Kakek Penjual (miniatur) Rusa yang Luar Biasa, Pelajaran Bagi yang Muda
Januari 14, 2016Waktu itu tanggal 15 November, tahun 2015. Pas weekend. Saya dan keluarga hang-out. Enggak jauh-jauh. Wisata religi ke Masjid Agung Karawang. Mengenalkan putri kami yang baru setahunan, pada Masjid.
Ketika kami sedang menikmati suasana sore di teras Masjid, tiba-tiba ada seorang pria yang cukup sepuh.
Dia menghampiri kami. Langkahnya nampak lelah. Namun semangat masih terasa memancar di sekujur jiwanya.
Hingga tak heran, ia mengucapkan salam dengan penuh energi.
Kami menjawab salamnya.
Kemudian ia duduk di depan kami. Dia memperkenalkan diri.
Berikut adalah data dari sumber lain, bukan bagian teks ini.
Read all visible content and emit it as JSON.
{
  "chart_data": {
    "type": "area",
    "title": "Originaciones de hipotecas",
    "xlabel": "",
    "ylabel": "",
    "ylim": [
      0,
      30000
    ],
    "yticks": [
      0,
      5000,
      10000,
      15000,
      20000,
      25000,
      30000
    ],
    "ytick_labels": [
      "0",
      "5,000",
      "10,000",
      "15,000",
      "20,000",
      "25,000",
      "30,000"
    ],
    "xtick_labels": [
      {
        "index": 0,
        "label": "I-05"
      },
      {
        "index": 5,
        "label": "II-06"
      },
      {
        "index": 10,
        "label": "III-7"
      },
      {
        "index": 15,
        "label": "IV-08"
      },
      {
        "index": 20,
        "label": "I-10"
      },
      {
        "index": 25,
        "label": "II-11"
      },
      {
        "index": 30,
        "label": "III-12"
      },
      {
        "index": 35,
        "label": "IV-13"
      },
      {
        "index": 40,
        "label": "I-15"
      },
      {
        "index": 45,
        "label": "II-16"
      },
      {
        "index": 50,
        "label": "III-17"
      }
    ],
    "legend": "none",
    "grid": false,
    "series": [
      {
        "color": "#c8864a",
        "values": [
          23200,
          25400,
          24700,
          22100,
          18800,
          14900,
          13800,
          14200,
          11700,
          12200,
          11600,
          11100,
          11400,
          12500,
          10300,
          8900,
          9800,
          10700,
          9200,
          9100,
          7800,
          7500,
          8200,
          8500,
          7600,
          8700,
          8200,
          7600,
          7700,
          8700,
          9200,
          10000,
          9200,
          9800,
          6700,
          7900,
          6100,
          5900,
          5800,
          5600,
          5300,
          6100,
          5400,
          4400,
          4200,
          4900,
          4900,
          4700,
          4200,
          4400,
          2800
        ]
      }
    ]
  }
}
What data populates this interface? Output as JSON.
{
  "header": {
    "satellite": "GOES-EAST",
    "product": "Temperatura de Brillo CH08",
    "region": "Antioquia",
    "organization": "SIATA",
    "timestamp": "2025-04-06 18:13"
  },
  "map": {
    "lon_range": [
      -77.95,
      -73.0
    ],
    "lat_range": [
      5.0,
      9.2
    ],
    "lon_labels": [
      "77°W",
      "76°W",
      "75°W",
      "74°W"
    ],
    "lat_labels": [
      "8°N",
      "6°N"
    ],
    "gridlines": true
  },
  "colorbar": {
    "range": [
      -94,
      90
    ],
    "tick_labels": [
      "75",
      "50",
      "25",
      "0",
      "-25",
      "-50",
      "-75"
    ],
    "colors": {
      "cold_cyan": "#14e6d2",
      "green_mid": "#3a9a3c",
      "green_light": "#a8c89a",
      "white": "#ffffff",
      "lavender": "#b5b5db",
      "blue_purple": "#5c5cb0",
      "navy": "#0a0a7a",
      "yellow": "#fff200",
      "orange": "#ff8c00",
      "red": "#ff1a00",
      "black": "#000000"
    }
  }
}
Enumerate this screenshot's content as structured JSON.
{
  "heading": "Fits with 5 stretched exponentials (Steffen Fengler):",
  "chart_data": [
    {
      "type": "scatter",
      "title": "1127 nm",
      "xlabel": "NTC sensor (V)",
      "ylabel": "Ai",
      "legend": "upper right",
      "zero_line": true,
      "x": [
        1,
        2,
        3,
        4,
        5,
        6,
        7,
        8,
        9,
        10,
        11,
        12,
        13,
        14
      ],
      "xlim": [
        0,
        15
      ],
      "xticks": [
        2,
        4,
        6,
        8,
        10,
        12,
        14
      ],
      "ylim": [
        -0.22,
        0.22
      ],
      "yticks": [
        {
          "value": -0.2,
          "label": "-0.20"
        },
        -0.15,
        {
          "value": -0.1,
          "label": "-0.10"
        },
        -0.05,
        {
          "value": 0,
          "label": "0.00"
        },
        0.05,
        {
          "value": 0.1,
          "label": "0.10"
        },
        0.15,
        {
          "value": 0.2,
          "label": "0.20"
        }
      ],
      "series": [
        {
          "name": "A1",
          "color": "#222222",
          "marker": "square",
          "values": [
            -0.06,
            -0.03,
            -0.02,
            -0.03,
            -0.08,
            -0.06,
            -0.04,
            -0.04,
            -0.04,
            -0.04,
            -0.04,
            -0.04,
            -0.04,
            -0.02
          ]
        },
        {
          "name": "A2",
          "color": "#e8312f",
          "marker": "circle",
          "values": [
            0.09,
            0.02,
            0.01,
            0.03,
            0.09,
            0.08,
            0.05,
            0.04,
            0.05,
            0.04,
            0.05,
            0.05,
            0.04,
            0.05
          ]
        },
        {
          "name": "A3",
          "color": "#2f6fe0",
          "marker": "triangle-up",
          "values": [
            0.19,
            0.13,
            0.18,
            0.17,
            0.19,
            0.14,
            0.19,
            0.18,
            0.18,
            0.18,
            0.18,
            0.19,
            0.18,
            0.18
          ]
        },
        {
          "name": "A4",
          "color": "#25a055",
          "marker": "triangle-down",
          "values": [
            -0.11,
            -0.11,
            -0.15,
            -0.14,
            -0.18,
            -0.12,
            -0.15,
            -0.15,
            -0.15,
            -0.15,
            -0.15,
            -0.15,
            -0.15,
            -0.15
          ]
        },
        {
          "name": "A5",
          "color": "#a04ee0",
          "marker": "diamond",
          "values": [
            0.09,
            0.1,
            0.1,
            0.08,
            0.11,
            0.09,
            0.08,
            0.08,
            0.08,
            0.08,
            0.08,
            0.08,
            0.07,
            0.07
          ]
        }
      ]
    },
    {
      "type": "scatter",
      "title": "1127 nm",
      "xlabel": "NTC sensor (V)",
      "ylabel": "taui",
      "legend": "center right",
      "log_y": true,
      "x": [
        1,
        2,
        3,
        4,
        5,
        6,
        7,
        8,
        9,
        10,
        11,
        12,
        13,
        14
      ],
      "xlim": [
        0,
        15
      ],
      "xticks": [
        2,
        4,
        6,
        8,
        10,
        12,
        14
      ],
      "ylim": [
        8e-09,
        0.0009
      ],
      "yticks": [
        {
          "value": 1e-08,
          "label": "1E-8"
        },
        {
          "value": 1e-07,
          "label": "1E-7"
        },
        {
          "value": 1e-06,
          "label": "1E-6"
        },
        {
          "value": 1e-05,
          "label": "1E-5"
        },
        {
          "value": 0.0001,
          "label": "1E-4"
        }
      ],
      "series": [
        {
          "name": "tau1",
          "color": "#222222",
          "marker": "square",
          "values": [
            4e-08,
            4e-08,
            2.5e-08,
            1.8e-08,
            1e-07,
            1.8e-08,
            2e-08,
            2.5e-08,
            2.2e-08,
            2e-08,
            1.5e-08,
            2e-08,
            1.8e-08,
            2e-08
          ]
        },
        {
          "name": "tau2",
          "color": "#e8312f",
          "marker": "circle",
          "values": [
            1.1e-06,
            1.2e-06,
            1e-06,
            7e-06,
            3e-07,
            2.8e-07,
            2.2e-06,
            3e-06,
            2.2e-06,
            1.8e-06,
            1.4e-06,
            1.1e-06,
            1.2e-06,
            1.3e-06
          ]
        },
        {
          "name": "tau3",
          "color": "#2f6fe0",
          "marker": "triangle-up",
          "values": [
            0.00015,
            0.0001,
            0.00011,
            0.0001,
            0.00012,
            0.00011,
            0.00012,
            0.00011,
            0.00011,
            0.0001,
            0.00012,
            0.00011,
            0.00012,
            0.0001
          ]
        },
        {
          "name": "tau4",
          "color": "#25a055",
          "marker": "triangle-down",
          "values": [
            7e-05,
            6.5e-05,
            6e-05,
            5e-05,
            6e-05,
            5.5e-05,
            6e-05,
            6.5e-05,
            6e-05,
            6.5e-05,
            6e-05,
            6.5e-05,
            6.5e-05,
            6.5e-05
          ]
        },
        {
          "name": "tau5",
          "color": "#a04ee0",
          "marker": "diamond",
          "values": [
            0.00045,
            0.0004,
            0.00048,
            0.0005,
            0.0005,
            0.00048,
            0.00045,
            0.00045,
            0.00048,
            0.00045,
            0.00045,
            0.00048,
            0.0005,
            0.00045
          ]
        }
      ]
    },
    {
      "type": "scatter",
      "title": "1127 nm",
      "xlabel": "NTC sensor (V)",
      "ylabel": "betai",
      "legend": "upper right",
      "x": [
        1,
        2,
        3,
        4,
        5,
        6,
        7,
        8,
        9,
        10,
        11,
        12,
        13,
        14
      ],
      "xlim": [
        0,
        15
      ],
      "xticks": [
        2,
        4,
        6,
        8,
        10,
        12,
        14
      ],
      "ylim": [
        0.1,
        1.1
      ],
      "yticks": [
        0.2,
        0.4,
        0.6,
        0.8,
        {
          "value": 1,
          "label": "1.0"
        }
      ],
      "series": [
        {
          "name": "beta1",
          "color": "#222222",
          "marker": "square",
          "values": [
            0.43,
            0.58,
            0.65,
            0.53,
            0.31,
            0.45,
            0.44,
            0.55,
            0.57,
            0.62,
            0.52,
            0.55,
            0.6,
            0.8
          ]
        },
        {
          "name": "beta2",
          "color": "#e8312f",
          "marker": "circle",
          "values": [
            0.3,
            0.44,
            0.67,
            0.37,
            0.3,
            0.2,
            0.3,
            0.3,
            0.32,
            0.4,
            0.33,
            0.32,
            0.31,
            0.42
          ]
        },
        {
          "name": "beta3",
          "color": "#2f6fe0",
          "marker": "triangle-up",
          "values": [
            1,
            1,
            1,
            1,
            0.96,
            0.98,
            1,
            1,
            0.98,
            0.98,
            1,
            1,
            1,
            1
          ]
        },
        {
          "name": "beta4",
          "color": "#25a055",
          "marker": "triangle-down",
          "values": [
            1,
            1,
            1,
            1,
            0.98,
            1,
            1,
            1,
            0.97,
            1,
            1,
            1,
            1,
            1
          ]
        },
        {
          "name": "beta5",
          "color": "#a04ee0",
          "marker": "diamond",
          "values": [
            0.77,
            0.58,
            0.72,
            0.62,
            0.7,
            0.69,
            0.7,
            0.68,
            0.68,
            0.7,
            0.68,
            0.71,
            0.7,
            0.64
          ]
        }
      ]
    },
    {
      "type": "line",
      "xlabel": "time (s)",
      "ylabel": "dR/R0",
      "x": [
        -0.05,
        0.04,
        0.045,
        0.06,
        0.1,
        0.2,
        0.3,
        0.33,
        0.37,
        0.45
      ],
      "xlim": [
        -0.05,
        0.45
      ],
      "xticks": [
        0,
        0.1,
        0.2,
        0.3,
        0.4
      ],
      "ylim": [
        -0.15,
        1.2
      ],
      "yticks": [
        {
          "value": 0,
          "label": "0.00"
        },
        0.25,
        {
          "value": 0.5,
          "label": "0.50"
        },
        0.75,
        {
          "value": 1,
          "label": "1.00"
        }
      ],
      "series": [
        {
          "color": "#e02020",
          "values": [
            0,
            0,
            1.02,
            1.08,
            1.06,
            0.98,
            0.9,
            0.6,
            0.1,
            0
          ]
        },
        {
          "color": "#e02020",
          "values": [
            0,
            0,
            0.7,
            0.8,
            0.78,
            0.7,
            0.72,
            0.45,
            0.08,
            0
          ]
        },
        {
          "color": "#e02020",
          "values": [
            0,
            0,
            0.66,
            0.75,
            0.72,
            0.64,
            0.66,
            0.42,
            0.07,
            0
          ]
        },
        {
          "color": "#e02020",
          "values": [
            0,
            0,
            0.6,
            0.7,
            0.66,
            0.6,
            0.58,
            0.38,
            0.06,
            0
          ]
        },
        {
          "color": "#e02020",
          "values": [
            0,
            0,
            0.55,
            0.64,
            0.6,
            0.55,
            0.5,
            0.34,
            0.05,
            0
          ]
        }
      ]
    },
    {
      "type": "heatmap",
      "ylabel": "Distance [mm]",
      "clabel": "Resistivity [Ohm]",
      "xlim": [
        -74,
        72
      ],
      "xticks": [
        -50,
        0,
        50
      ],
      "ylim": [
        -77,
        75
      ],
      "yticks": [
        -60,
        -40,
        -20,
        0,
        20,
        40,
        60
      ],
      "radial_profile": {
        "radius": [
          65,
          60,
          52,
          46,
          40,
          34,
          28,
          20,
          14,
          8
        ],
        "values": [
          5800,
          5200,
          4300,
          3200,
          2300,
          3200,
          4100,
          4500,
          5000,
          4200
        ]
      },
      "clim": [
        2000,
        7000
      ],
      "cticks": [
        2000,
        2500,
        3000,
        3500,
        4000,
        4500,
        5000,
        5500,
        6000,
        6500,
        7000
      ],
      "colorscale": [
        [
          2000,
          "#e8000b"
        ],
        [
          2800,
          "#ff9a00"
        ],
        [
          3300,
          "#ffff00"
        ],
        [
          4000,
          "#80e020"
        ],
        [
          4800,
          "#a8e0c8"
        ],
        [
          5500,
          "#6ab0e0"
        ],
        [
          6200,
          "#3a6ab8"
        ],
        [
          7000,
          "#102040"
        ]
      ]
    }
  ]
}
Suaranya yang cukup parau dimakan usia, tak membuatnya minder.
"Neng, Jang, aki teh penjualan ieu, kerajinan tangan." Katanya sambil menaruh ketiga benda yang sedari tadi dipegangnya.
"Oh, celengan nya, Ki?" Tanya suami antusias.
"Muhun. Mangga Bilih bade meser, hargina 15 ribu hijina" jawabnya sambil mengipas-ngipaskan topi ke tubuhnya. Kemudian ia pakai lagi ke kepalanya.
Melihatnya demikian lelah, saya pun memberanikan diri bertanya, masih dengan bahasa sunda, yang terjemahan Indonesianya, begini:
"Emang Kakek dari mana?"
"Saya dari Cikampek. Penjualan ini mapay-mapay (menelusuri) jalan."
"Oh gitu, saya juga orang Cikampek!" suami langsung menyahut,
"Cikampeknya di mana? Kakek mah di dekat desa boneka"
"Ooh gitu. Saya mah di Kamojing"
Kemudian Kakek menyebutkan nama-nama yang dia kenal. Tapi sayangnya suami saya tak kenal, mungkin saking jauh beda generasinya, hehe.
"Kakek ke sini naik kendaraan sendiri?"
"Saya naik mobil dari stasion Cikampek" jawab sang Kakek. "Tuluy (terus) turun di Stasion ini"
Kakek itu menunjuk ke arah stasiun Karawang yang ada beberapa kilometer dari Masjid.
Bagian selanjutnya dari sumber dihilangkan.